There is a new weapon in the war against obesity. The U.S. Department of Agriculture (USDA) has made its National Nutrient Database free for download onto handheld personal digital assistants (PDAs).
“Easy access to nutrient information on thousands of foods provides a new tool to help consumers follow a healthy diet,” said Secretary of Agriculture Ann Veneman.
“Consumers, health professionals and educators seeking user-friendly nutrient data will no longer be limited to using the USDA’s premier nutrient database while online,” added Phyllis Johnson, director of the Henry A. Wallace Beltsville Agricultural Research Center, which manages the database.
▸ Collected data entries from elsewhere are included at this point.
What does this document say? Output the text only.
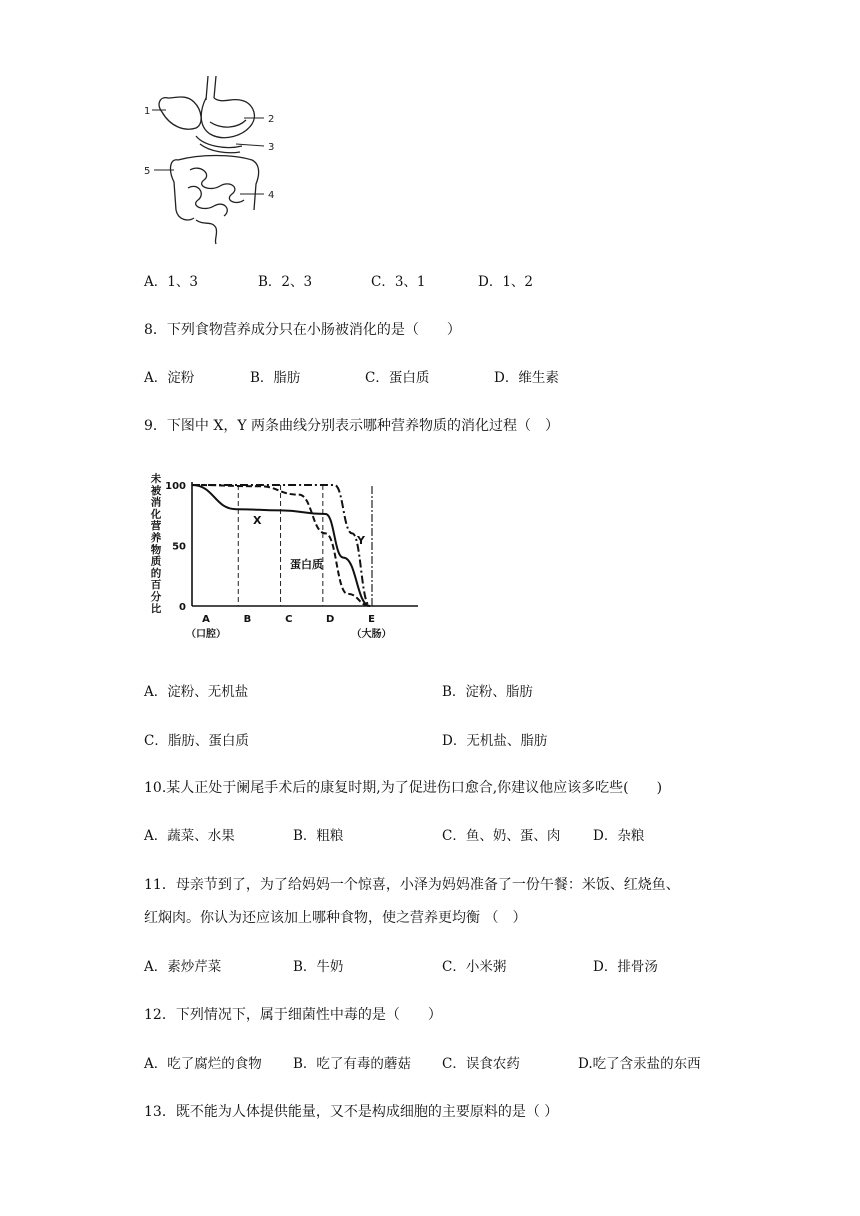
1
2
3
5
4
A．1、3	B．2、3	C．3、1	D．1、2
8．下列食物营养成分只在小肠被消化的是（　　）
A．淀粉	B．脂肪	C．蛋白质	D．维生素
9．下图中 X，Y 两条曲线分别表示哪种营养物质的消化过程（　）
未
被
消
化
营
养
物
质
的
百
分
比
100
50
0
A
（口腔）
B	C	D	E
（大肠）
X
Y
蛋白质
A．淀粉、无机盐	B．淀粉、脂肪
C．脂肪、蛋白质	D．无机盐、脂肪
10.某人正处于阑尾手术后的康复时期,为了促进伤口愈合,你建议他应该多吃些(　　)
A．蔬菜、水果	B．粗粮	C．鱼、奶、蛋、肉 D．杂粮
11．母亲节到了，为了给妈妈一个惊喜，小泽为妈妈准备了一份午餐：米饭、红烧鱼、
红焖肉。你认为还应该加上哪种食物，使之营养更均衡 （　）
A．素炒芹菜	B．牛奶	C．小米粥	D．排骨汤
12．下列情况下，属于细菌性中毒的是（　　）
A．吃了腐烂的食物 B．吃了有毒的蘑菇 C．误食农药	D.吃了含汞盐的东西
13．既不能为人体提供能量，又不是构成细胞的主要原料的是（ ）
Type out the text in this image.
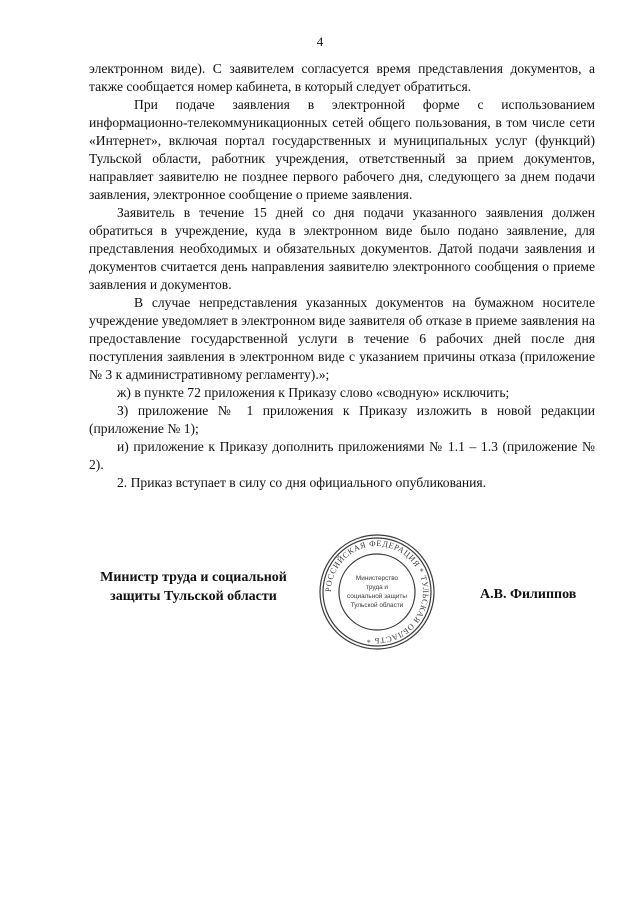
4

электронном виде). С заявителем согласуется время представления документов, а также сообщается номер кабинета, в который следует обратиться.

При подаче заявления в электронной форме с использованием информационно-телекоммуникационных сетей общего пользования, в том числе сети «Интернет», включая портал государственных и муниципальных услуг (функций) Тульской области, работник учреждения, ответственный за прием документов, направляет заявителю не позднее первого рабочего дня, следующего за днем подачи заявления, электронное сообщение о приеме заявления.

Заявитель в течение 15 дней со дня подачи указанного заявления должен обратиться в учреждение, куда в электронном виде было подано заявление, для представления необходимых и обязательных документов. Датой подачи заявления и документов считается день направления заявителю электронного сообщения о приеме заявления и документов.

В случае непредставления указанных документов на бумажном носителе учреждение уведомляет в электронном виде заявителя об отказе в приеме заявления на предоставление государственной услуги в течение 6 рабочих дней после дня поступления заявления в электронном виде с указанием причины отказа (приложение № 3 к административному регламенту).»;

ж) в пункте 72 приложения к Приказу слово «сводную» исключить;

З) приложение № 1 приложения к Приказу изложить в новой редакции (приложение № 1);

и) приложение к Приказу дополнить приложениями № 1.1 – 1.3 (приложение № 2).

2. Приказ вступает в силу со дня официального опубликования.

Министр труда и социальной
защиты Тульской области	РОССИЙСКАЯ ФЕДЕРАЦИЯ * ТУЛЬСКАЯ ОБЛАСТЬ *
Министерство
труда и
социальной защиты
Тульской области
А.В. Филиппов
With this portable version of the National Nutrient Database, consumers and health professionals alike can be aided in making the most nutritious selections in any food environment or situation. PDA users can simply use their styluses to scroll through alphabetical lists of the various food categories for nutrient data. Rick Hall, MS, RD, a frequent speaker on nutrition, notes that the database contains information on the fat, carbohydrate, protein, vitamins and minerals in more than 6,000 foods, including processed foods and foods found in fast food restaurants. It even provides information on obscure foods such as roasted raccoon meat!
The program can not only provide nutrient information for specific foods but also recommend foods rich in specific nutrients. In addition, it can adjust the nutrient data for foods to account for varying portion sizes.
Owners of PDAs using the Palm operating system (Palm OS) can download the National Nutrient Database at www.nal.usda.gov/fnic/foodcomp/srch/search.htm. A PDA must have approximately 2 megabytes of available memory to download it.